As y'all know, Im on Instagram (follow me! ktaylor84) . I follow a lot of VERY motivational women and accounts that are sure to make me push it harder in the gym with their images burned in my brain. A lot of these women are figure/bikini competitors and are ON POINT with their diets and workouts. Their meals are calculated to the 'T' and there are no days off for them. If I was going to be on stage, I would be making sure no crap passed my lips either. But here's the thing....Im not going on any stage (this was decided after a talk with the hubs...I would like to do it one day, but he's just not ok with it and I can respect it). So these women, I get MAJOR workout tips from. I also would get eating ideas from them. So I started to eat SUPER healthy just like them. Think: lightly seasoned ground turkey, tilapia, broccoli, asparagus, sweet potatoes, oatmeal, egg whites, brown rice, etc. And while I STILL do eat these things on a weekly basis, it became an UNHEALTHY addiction for me on how much I stressed. I was so concerned over making sure I ate only these things, that it was becoming an obsession. I was also becoming cranky because I felt like I could never eat crap food and sorry Im not sorry, I love me some junk.

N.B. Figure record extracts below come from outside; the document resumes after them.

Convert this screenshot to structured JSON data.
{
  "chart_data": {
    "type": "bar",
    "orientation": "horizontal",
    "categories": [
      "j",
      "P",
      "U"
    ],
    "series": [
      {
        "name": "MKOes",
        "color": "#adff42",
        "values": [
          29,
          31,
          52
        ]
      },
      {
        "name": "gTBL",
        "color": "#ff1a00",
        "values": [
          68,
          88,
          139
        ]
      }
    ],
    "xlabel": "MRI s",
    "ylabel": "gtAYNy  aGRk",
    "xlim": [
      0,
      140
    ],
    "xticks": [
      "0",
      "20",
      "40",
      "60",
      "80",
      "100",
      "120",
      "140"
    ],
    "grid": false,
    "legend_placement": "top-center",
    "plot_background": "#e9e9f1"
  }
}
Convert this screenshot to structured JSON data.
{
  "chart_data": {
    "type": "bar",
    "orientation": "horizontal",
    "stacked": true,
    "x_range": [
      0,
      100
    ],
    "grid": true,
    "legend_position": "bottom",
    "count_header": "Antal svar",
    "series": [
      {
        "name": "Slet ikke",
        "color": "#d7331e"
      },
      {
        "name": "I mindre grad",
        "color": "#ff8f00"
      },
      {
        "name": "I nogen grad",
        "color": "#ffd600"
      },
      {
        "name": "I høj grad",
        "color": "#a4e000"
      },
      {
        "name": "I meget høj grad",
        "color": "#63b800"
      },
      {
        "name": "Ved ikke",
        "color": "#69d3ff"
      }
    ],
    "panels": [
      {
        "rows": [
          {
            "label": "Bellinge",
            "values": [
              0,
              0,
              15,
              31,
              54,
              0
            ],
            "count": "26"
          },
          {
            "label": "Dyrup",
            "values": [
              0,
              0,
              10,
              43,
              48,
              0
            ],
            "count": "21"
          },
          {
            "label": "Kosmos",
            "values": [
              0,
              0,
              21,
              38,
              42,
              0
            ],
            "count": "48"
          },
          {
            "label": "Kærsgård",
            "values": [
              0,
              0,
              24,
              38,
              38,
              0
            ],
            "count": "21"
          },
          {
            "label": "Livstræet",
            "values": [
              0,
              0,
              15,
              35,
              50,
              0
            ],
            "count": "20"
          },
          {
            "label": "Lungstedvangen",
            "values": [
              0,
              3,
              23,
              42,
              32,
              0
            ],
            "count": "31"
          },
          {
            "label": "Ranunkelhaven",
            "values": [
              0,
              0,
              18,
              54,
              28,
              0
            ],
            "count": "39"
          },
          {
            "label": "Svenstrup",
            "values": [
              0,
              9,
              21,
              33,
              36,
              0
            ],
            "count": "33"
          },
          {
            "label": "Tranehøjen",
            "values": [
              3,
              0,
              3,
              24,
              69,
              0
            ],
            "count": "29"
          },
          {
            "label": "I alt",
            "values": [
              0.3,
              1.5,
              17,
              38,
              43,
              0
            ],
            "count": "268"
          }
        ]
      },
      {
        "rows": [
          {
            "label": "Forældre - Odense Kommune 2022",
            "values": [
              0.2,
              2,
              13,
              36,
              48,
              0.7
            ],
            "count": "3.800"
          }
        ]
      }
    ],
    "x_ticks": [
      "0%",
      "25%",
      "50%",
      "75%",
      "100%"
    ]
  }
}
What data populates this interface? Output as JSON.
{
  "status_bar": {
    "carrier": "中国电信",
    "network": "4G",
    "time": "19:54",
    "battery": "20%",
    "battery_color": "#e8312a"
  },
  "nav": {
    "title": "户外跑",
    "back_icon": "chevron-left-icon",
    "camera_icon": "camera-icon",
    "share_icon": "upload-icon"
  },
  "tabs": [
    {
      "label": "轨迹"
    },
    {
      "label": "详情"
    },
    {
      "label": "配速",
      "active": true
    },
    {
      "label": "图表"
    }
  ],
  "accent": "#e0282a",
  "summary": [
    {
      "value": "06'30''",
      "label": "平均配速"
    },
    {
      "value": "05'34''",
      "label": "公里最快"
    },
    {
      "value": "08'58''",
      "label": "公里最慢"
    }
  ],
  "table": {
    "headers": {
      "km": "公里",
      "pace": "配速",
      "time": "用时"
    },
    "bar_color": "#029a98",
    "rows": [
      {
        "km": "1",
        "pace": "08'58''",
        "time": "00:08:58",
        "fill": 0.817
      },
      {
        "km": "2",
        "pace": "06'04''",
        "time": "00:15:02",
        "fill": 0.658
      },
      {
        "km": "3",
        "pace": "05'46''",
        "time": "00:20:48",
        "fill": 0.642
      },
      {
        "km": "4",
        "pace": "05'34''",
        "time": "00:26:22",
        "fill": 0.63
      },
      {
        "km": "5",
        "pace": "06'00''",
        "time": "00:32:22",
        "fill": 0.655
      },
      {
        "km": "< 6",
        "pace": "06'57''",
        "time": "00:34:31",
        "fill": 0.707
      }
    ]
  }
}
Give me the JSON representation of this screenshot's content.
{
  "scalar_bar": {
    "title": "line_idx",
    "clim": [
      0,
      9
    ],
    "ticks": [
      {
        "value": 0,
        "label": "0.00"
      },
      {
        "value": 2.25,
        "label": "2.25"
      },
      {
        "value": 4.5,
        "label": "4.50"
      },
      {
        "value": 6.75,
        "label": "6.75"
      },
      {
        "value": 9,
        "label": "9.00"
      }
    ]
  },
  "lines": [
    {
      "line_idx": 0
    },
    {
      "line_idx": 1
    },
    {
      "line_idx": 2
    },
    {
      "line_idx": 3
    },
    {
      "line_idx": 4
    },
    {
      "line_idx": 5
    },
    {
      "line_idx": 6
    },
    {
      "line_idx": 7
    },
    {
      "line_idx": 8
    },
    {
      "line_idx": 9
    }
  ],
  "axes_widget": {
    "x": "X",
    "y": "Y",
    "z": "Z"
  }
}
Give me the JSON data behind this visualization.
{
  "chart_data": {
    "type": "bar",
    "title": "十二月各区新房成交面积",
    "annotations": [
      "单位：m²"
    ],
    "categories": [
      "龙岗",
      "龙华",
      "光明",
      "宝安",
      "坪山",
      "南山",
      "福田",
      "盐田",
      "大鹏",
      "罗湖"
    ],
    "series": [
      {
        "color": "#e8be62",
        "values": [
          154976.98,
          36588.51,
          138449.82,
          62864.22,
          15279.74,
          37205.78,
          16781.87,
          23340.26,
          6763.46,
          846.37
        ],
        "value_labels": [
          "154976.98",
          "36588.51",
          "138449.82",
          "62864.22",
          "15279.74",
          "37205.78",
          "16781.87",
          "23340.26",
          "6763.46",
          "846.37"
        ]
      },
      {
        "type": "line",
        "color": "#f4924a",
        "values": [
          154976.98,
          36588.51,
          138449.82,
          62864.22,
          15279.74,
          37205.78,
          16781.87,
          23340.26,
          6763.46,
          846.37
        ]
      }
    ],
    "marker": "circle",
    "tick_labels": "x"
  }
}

Nick would want Chinese food or Taco Bell or pizza (things I LOVE) for dinner, and I would get anxiety because I felt like all my hard work was going down the drain & I was going to ruin those abs, and I was going to gain 10lbs, and blah blah blah. Obviously these things are TOTAL & COMPLETE splurges/cheat meals/gut bombs or whatever you wanna call them, but they're foods I will be faced with my whole life. My husband isn't a gym rat like me & I love him, so why is it fair that I be a stick in the mud because I want to eat uber strict and he doesn't? Plus, I really did want that pizza! That's when I had to have a little heart to heart with myself about the anxiety. I had to be practical. I am NOT a competitor, never will be (unless Nick has a change of heart haha), I could NOT go without having wine or beer (hello, Im a MOM! Need something to take that edge off the day), I LOVE eating and I LOVE Taco Bell. I will never ever stop eating that. Sorry if that makes some people cringe, but I love it. I also work my ass off in the gym and eat really clean on the weekdays. I eat what those competitors eat M-F, but my dinners are something Nick will like, and I sometimes have a glass of wine or a beer. And if Nick wants junk food or if, gasp, *I* want those junk foods during the week? I have them! In moderation, but I have them. The life I lead, doesn't require me to have minimal body fat, so Im not too worried about it. Would it be nice to have those bodies I see? Sure! But how I eat/workout now, I dont feel deprived or stressed out, which makes momma a happy panda.
So realizing all these bullet helped me sort of calm down. I think some of us tend to get so wrapped up in what other people are doing and seeing so much success, that we fail to realize what's happening in their life, doesn't pertain to ours. What works for someone else, may not work for you. Its all about balance.